Jokes that, nowadays, need explaining

Directed by Michael Bay. Surprised the sandwich didn’t blow up.

Please No Anchovies - J. Geils Band, 1980 (a spoken word number of the “Love Stinks” album)

Just remembered one from the early 70s.

What do you call a feminist leprechaun?

Erin Go Braghless

I also heard it as “hippie leprechaun”

My mother doesn’t like pizza very much but when when we went to a fancy pizza place she ordered one with anchovies. I tried a bite and had when not been in a public place I would have spit it out. The flavor was overwhelming.

One came looking for me once…

Anchovies again? That is so post #35.

For a while in the 80s the San Francisco phone book had a listing for Nick Danger. A friend of mine phoned and said the opening line. The guy who answered snapped right back with the answer, and hung up. And my friend, into the now dead phone connection, said, “Huh?” Almost a case of mind-reading, because you know that Nick “heard” him say it!

I was thinking today that any joke referencing 4-1-1 might have to be explained nowadays.

I think that “411” has entered the culture as meaning “information” (although I’m old, I should my kids (who aren’t that young anymore either)). They may not know where it came from, but that’s not important.

I’m old enough to remember that Information wasn’t always at 4-1-1. I think the number was 1-3-3 until I was around ten years old (1965). Why it was changed, I don’t know.

Anyone else remember this?

Well, of course, a joke that emphasizes her limitations as a vocalist is not going to get the same degree of blowback as one that compares her to a dog…

Just to take this to take this a little further into the “today needs explanation” realm,…

I thought the joke was that they removed Tammy Fae Bakker’s makeup and found Jimmy Hoffa, and that the police were looking in Jeffrey Dahmer’s refrigerator and found Gein Cuisine. (does anyone today know who Tammy Fae was, or remember Ed Gein?)

What?

The makers of Fantastic Cigarettes - long in the leaf and short in the can - bring you another true story from the tattered case book of Nick Danger, Third Eye. Join us now in the adventure we call “Cut Him Off at the Past!”

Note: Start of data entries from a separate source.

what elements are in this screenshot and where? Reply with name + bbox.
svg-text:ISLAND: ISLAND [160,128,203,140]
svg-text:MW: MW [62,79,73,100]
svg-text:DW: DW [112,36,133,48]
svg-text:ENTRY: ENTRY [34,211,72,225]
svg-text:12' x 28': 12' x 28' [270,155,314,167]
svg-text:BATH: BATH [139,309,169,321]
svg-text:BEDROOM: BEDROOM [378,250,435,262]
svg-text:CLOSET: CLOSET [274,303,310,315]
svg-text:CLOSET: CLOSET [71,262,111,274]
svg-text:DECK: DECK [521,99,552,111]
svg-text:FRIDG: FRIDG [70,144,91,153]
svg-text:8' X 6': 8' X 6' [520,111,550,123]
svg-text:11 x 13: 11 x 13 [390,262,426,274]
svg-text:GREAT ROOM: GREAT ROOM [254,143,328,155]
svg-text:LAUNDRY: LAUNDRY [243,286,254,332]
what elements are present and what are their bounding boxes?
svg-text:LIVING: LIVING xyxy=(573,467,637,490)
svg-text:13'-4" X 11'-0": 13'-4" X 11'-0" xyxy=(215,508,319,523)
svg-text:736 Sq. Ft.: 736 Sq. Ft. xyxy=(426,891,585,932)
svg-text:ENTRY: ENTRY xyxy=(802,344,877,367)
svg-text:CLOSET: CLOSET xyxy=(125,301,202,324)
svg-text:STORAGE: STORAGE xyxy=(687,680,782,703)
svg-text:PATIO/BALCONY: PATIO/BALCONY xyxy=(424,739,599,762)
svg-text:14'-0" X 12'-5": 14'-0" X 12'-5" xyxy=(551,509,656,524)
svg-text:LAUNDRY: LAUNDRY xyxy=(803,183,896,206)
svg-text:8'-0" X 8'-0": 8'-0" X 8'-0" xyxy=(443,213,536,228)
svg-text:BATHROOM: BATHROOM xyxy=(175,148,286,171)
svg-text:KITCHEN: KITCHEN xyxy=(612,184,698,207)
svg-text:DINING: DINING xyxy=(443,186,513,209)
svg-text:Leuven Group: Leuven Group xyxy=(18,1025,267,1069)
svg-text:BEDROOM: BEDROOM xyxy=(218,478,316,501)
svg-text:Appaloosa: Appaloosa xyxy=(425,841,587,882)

Did this as a “radio play” for a class when I was in high school; can probably still quote most of it from memory. “At Fourth and Drucker, he turns left. At Drucker and Fourth, he turns right. He crosses McArthur Park and walks into a great sandstone building (smak! Ow, my nose!)” I’ve made a few Firesign Theater references at work, and have only had one recognized. I’ll often throw in a “Why, he’s no fun, he fell right over.”

I still sometimes use “I can shout! Don’t hear you!” It often gets a laugh, even though I’m sure no one gets the reference.

Oh, you mean Nancy!

I posted the Tammy Faye joke; “Gein Cuisine” instead of “Lean Cuisine” (nyuck-nyuck-nyuck!) is one I never heard before, though I do know lots of Ed Gein jokes (many of which can’t be posted here). My older brother came home from his junior high one day with a whole slew of them.

It occurs to me that there must be some who wouldn’t get the nyuck-nyuck-nyuck! reference today. Or lines like “Shaddup, Porcupine!”

I think every local phone system had their own way of doing it. When I was a kid in our local telephone system, you just “0” for operator to request directory assistance.

[tangent]

I was on a setup for early teleconferencing software for an engineering firm, with a dozen offices around the world. The head tech guy said “Okay, to test levels we’re going to need twenty minutes of speech with no pauses.” One of my co-workers immediately announced “We got this. Digs, let’s have some Firesign.”

I’d spouted lines at work, but hadn’t heard all of Nick Danger since college 20 years before, but damn it was permanently lodged in my brain. It was so fun to do all the voices (perfectly, I might add, even Catherwood). By the end, my boss asked the group if they had their levels. Tech guy said “Oh, we were done ten minutes ago, but we all had to hear how it ended!”

[/bragging]

I listened to that one a few weeks ago, and it was the first time I understood the line “My story had more holes in it than Albert Hall.”

Can’t tell you how many movies and TV shows from the 60s have someone pick up a phone, dial 0 (or just jiggle the connection) and say “Hello, Operator? Get me the police!”

I had to explain that to my kids… turns out it wasn’t just the lack of 911 they were wondering about, it was that there was a human being that was paid to wait until you needed them to connect a call for you without you having to dial.

Huh? Jiggling the hook (or the buttons on the hook) to alert an operator was still a thing in the '60s? I remember it being done in TV shows like The Untouchables, but not when I was in grade school. We all had to dial 0 to get an operator. (This was in Minneapolis, which might actually have been more advanced than other parts of the US, hard as that is for me to believe.)